We create sets of promoter sequences for each of our key species, E.coli, S.cerevisiae and H.sapiens. Then, for each key species, we identify the orthologous genes in each of three related species and construct three additional sets of promoter sequences. Critically, in the related-species promoter sets, we use the gene name from the orthologous gene in the key species as the gene name for a promoter. This allows us to use the GO map for the key species when we compute the association scores for the related species. Our related species for E.coli (K12) are E.coli (CTF073), Salmonella typhimurium and Shigella flexneri 2a. Our S.cerevisiae related species are S.paradoxus, S.mikatae and S.bayanus. For H.sapiens, our related species are Mus musculus, Canis familiaris and Equus caballus.
Our definition of what a promoter is depends on the key species. For S.cerevisiae and H.sapiens, we define the promoter to be the upstream region [relative to the transcription start site (TSS) of a gene]. Because prokaryotes organize their genes into transcriptional units and operons that are transcribed together, for E.coli we define promoters to be the sequence upstream of operons, rather than of genes. We take operon information for E.coli K12 from RegulonDB v6.2 (Gama-Castro et al., 2008 (link)).
To identify orthologous genes in species related to E.coli, we use the Enterobacter Genome Browser (http://engene.fli-leibniz.de/) to search for best pairwise Blast hits to E.coli K12 genes. For simplicity, we assume that the operons are not altered across the species, i.e. the genes and their order stay the same in an operon across closely related species. To identify orthologous genes in S.cerevisiae relatives, we use the mappings from Kellis et al. (2003 (link)). To identify genes orthologous to H.sapiens genes in related species, we use one-to-one ortholog gene maps obtained from Biomart (Smedley et al., 2009 (link)).

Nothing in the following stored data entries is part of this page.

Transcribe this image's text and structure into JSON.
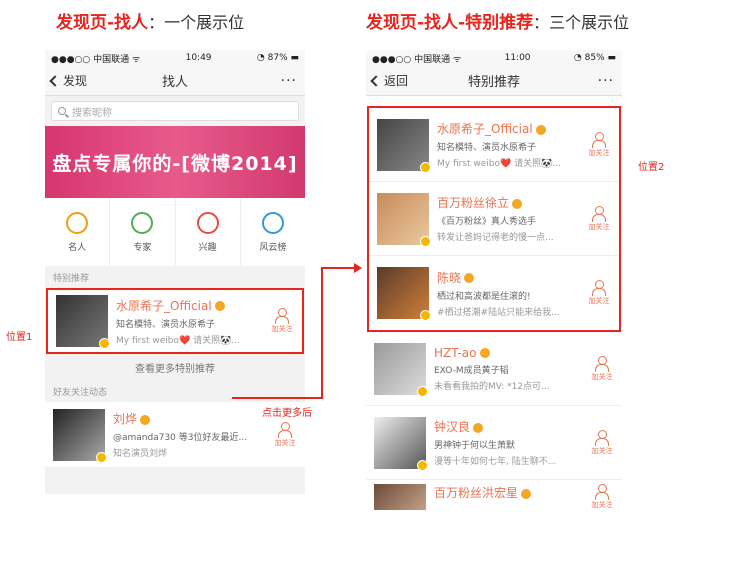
{
  "left_title": {
    "red": "发现页-找人",
    "sep": "：",
    "rest": "一个展示位"
  },
  "right_title": {
    "red": "发现页-找人-特别推荐",
    "sep": "：",
    "rest": "三个展示位"
  },
  "left_phone": {
    "status": {
      "carrier": "●●●○○ 中国联通 ᯤ",
      "time": "10:49",
      "battery": "◔ 87% ▬"
    },
    "nav": {
      "back": "发现",
      "title": "找人",
      "more": "···"
    },
    "search_placeholder": "搜索昵称",
    "banner": "盘点专属你的-[微博2014]",
    "categories": [
      {
        "label": "名人",
        "color": "#f39c12"
      },
      {
        "label": "专家",
        "color": "#4caf50"
      },
      {
        "label": "兴趣",
        "color": "#e74c3c"
      },
      {
        "label": "风云榜",
        "color": "#3498db"
      }
    ],
    "section_special": "特别推荐",
    "special_user": {
      "name": "水原希子_Official",
      "desc": "知名模特、演员水原希子",
      "post": "My first weibo❤️ 请关照🐼...",
      "follow": "加关注"
    },
    "see_more": "查看更多特别推荐",
    "section_friends": "好友关注动态",
    "friend_user": {
      "name": "刘烨",
      "desc": "@amanda730 等3位好友最近...",
      "post": "知名演员刘烨",
      "follow": "加关注"
    }
  },
  "right_phone": {
    "status": {
      "carrier": "●●●○○ 中国联通 ᯤ",
      "time": "11:00",
      "battery": "◔ 85% ▬"
    },
    "nav": {
      "back": "返回",
      "title": "特别推荐",
      "more": "···"
    },
    "users": [
      {
        "name": "水原希子_Official",
        "desc": "知名模特、演员水原希子",
        "post": "My first weibo❤️ 请关照🐼...",
        "follow": "加关注"
      },
      {
        "name": "百万粉丝徐立",
        "desc": "《百万粉丝》真人秀选手",
        "post": "转发让爸妈记得老的慢一点...",
        "follow": "加关注"
      },
      {
        "name": "陈晓",
        "desc": "栖过和高波都是住滚的!",
        "post": "#栖过搭潮#陆站只能来给我...",
        "follow": "加关注"
      },
      {
        "name": "HZT-ao",
        "desc": "EXO-M成员黄子韬",
        "post": "未看看我拍的MV: *12点可...",
        "follow": "加关注"
      },
      {
        "name": "钟汉良",
        "desc": "男神钟于何以生萧默",
        "post": "漫等十年如何七年, 陆生聊不...",
        "follow": "加关注"
      },
      {
        "name": "百万粉丝洪宏星",
        "desc": "",
        "post": "",
        "follow": "加关注"
      }
    ]
  },
  "annotations": {
    "pos1": "位置1",
    "pos2": "位置2",
    "click_more": "点击更多后"
  }
}
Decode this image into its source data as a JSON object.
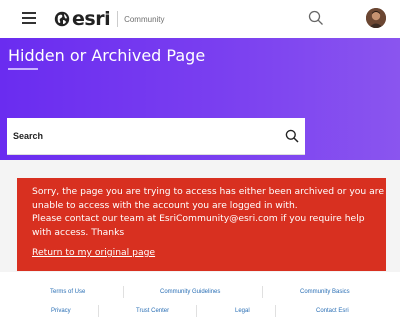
{
  "header": {
    "logo_text": "esri",
    "logo_sub": "Community",
    "icons": {
      "menu": "hamburger-menu-icon",
      "globe": "globe-icon",
      "search": "search-icon",
      "avatar": "user-avatar"
    }
  },
  "hero": {
    "title": "Hidden or Archived Page"
  },
  "search": {
    "placeholder": "Search"
  },
  "error": {
    "line1": "Sorry, the page you are trying to access has either been archived or you are unable to access with the account you are logged in with.",
    "line2": "Please contact our team at EsriCommunity@esri.com if you require help with access. Thanks",
    "link": "Return to my original page"
  },
  "footer": {
    "terms": "Terms of Use",
    "guidelines": "Community Guidelines",
    "basics": "Community Basics",
    "privacy": "Privacy",
    "trust": "Trust Center",
    "legal": "Legal",
    "contact": "Contact Esri"
  },
  "colors": {
    "hero_start": "#6a2cf0",
    "hero_end": "#8a55ef",
    "error_bg": "#d83020",
    "footer_link": "#2a6fb5"
  }
}
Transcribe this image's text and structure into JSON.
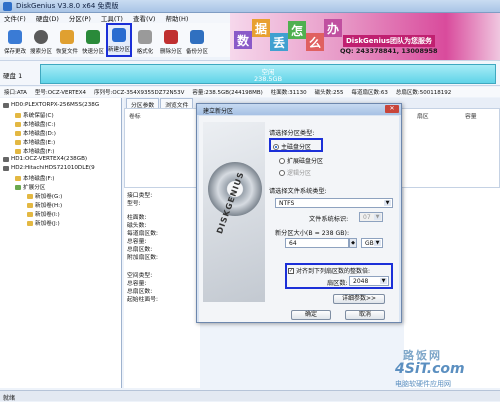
{
  "window": {
    "title": "DiskGenius V3.8.0 x64 免费版"
  },
  "menu": [
    "文件(F)",
    "硬盘(D)",
    "分区(P)",
    "工具(T)",
    "查看(V)",
    "帮助(H)"
  ],
  "toolbar": [
    {
      "label": "保存更改",
      "color": "#3a7bd5"
    },
    {
      "label": "搜索分区",
      "color": "#5a5a5a"
    },
    {
      "label": "恢复文件",
      "color": "#e0a030"
    },
    {
      "label": "快速分区",
      "color": "#2a8a3a"
    },
    {
      "label": "新建分区",
      "color": "#2a6bd0"
    },
    {
      "label": "格式化",
      "color": "#888"
    },
    {
      "label": "删除分区",
      "color": "#c03030"
    },
    {
      "label": "备份分区",
      "color": "#3070c0"
    }
  ],
  "banner": {
    "chars": [
      "数",
      "据",
      "丢",
      "怎",
      "么",
      "办"
    ],
    "brand": "DiskGenius团队为您服务",
    "contact": "QQ: 243378841, 13008958"
  },
  "disk": {
    "label": "硬盘 1",
    "bar_line1": "空闲",
    "bar_line2": "238.5GB"
  },
  "info": {
    "interface": "接口:ATA",
    "model": "型号:OCZ-VERTEX4",
    "serial": "序列号:OCZ-354X9355DZ72N53V",
    "capacity": "容量:238.5GB(244198MB)",
    "cylinders": "柱面数:31130",
    "heads": "磁头数:255",
    "sectors": "每道扇区数:63",
    "total": "总扇区数:500118192"
  },
  "tree": [
    {
      "text": "HD0:PLEXTORPX-256M5S(238G",
      "kind": "disk",
      "indent": 0
    },
    {
      "text": "系统保留(C)",
      "kind": "part",
      "indent": 2
    },
    {
      "text": "本地磁盘(C:)",
      "kind": "part",
      "indent": 2
    },
    {
      "text": "本地磁盘(D:)",
      "kind": "part",
      "indent": 2
    },
    {
      "text": "本地磁盘(E:)",
      "kind": "part",
      "indent": 2
    },
    {
      "text": "本地磁盘(F:)",
      "kind": "part",
      "indent": 2
    },
    {
      "text": "HD1:OCZ-VERTEX4(238GB)",
      "kind": "disk",
      "indent": 0
    },
    {
      "text": "HD2:HitachiHDS721010DLE(9",
      "kind": "disk",
      "indent": 0
    },
    {
      "text": "本地磁盘(F:)",
      "kind": "part",
      "indent": 2
    },
    {
      "text": "扩展分区",
      "kind": "part",
      "indent": 2
    },
    {
      "text": "新加卷(G:)",
      "kind": "part",
      "indent": 4
    },
    {
      "text": "新加卷(H:)",
      "kind": "part",
      "indent": 4
    },
    {
      "text": "新加卷(I:)",
      "kind": "part",
      "indent": 4
    },
    {
      "text": "新加卷(J:)",
      "kind": "part",
      "indent": 4
    }
  ],
  "tabs": [
    "分区参数",
    "浏览文件"
  ],
  "grid_headers": [
    "卷标",
    "扇区",
    "容量"
  ],
  "details": [
    "接口类型:",
    "型号:",
    "柱面数:",
    "磁头数:",
    "每道扇区数:",
    "总容量:",
    "总扇区数:",
    "附加扇区数:",
    "空间类型:",
    "总容量:",
    "总扇区数:",
    "起始柱面号:"
  ],
  "dialog": {
    "title": "建立新分区",
    "close": "✕",
    "hdd_label": "DISKGENIUS",
    "type_label": "请选择分区类型:",
    "types": [
      {
        "label": "主磁盘分区",
        "selected": true,
        "disabled": false
      },
      {
        "label": "扩展磁盘分区",
        "selected": false,
        "disabled": false
      },
      {
        "label": "逻辑分区",
        "selected": false,
        "disabled": true
      }
    ],
    "fs_label": "请选择文件系统类型:",
    "fs_value": "NTFS",
    "fs_id_label": "文件系统标识:",
    "fs_id_value": "07",
    "size_label": "新分区大小(B = 238 GB):",
    "size_value": "64",
    "size_unit": "GB",
    "align_label": "对齐到下列扇区数的整数倍:",
    "align_sectors_label": "扇区数:",
    "align_sectors_value": "2048",
    "advanced_button": "详细参数>>",
    "ok_button": "确定",
    "cancel_button": "取消"
  },
  "watermark": {
    "line1": "路饭网",
    "line2": "4SiT.com",
    "line3": "电脑软硬件应用网"
  },
  "status": "就绪"
}
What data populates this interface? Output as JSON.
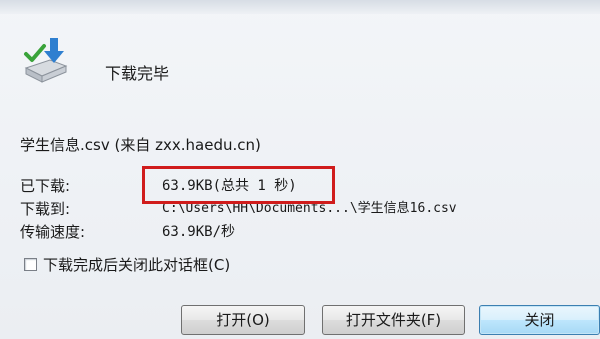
{
  "header": {
    "title": "下载完毕"
  },
  "file": {
    "name": "学生信息.csv",
    "source": "(来自 zxx.haedu.cn)"
  },
  "info": {
    "downloaded_label": "已下载:",
    "downloaded_value": "63.9KB(总共 1 秒)",
    "saved_to_label": "下载到:",
    "saved_to_value": "C:\\Users\\HH\\Documents...\\学生信息16.csv",
    "speed_label": "传输速度:",
    "speed_value": "63.9KB/秒"
  },
  "checkbox": {
    "label": "下载完成后关闭此对话框(C)",
    "checked": false
  },
  "buttons": {
    "open": "打开(O)",
    "open_folder": "打开文件夹(F)",
    "close": "关闭"
  },
  "colors": {
    "highlight": "#d01c1c",
    "primary_button": "#a7d9f5"
  },
  "icons": {
    "download": "download-complete-icon"
  }
}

To create the promoter sequence sets for E.coli and S.cerevisiae and related species, we use the RSAT sequence extraction tool (Thomas-Chollier et al., 2008 (link)). We study varying the size of the upstream region, as well as allowing it to overlap upstream open reading frames (ORFs). We refer to the truncated promoters as the ‘intergenic’ set, and to the promoters that (may) overlap upstream ORFs as the ‘full’ set. For H.sapiens and related species, we define the promoter to be the 1000 bp upstream of the TSS, and extract them using Biomart (Smedley et al., 2009 (link)).